What is most notable is how quickly land process adjusted down without the exemption, and how quickly development became more feasible and rose back to natural levels without it. Housing markets are complicated and 421a is just one factor that explains why new housing construction is still strong – there are numerous other factors, including the strengthening of rent levels in some weaker neighborhood markets. But the fact is, new private rental construction is happening without 421a across the City, and specifically in the crucial weaker market neighborhoods where REBNY asserted it would not happen. This unsupported assertion has been the centerpiece for REBNY’s argument that 421a must not only be revived, but expanded. It is important to note that, in 2016, New York City actually exceeded the affordable housing development goals set by Mayor de Blasio’s Housing New York Plan by building or preserving 21,963 affordable units, making 2016 the highest year on record for New York City affordable housing production. The fact that New York City did not need the 421a Exemption for its affordable housing targets is an indication that the 421a exemption is overwhelmingly a subsidy for high-end development. Furthermore, the City and State have better tax exemptions designed for affordable housing such as exemptions 420-c and Article XI.
We have long known that 421a is unjustifiably expensive and inefficient.
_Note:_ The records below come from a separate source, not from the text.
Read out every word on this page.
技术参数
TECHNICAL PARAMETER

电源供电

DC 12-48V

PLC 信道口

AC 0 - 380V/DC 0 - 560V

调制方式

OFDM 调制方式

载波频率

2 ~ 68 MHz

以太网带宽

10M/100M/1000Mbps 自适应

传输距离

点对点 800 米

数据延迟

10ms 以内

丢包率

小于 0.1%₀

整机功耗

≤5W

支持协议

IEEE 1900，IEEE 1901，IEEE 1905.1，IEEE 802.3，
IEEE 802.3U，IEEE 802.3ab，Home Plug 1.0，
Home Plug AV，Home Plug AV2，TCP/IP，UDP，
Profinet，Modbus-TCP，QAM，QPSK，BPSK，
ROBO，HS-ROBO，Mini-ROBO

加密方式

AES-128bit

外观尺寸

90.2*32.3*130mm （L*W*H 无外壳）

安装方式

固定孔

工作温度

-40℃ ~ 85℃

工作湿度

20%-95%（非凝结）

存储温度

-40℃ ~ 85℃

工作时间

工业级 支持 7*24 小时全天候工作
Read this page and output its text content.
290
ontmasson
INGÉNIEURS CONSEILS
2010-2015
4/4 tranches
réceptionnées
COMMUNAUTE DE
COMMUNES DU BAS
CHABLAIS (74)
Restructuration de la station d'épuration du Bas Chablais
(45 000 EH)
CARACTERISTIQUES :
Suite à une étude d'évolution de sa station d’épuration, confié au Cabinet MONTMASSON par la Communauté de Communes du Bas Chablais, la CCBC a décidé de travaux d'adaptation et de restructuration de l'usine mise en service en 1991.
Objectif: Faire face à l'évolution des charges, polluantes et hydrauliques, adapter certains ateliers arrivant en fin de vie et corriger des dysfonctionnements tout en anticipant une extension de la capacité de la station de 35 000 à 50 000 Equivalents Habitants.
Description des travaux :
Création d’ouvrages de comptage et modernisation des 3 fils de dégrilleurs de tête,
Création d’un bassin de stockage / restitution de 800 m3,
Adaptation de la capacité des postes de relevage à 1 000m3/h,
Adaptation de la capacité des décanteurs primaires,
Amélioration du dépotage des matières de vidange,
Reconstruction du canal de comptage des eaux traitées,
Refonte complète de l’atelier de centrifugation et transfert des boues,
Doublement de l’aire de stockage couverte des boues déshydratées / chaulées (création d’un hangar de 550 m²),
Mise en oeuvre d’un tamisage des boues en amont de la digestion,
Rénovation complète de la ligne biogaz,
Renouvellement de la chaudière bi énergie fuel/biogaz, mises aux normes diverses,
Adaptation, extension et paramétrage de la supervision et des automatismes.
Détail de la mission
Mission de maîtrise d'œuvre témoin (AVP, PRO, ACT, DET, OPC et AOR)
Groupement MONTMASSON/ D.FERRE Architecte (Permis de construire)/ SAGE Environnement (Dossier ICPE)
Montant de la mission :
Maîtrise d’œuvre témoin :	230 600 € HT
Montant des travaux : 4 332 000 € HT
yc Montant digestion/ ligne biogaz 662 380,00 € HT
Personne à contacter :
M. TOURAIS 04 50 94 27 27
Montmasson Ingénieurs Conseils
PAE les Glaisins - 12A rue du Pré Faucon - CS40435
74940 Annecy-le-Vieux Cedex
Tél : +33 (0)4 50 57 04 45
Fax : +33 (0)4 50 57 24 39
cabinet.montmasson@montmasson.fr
Now we know it may not even accomplish the most minimum public purpose to justify its $1.4 billion price tag. Despite these facts, REBNY is currently working to convince the State legislature to make the subsidy even richer for themselves. (Even the New York Post condemned the new REBNY proposal in an editorial titled, Cuomo’s latest blow to city taxpayers). With the City and State facing the prospect of billions in additional local budget obligations because of the Trump federal budget cuts, legislators in Albany should resist the REBNY push to revive the 421a exemption.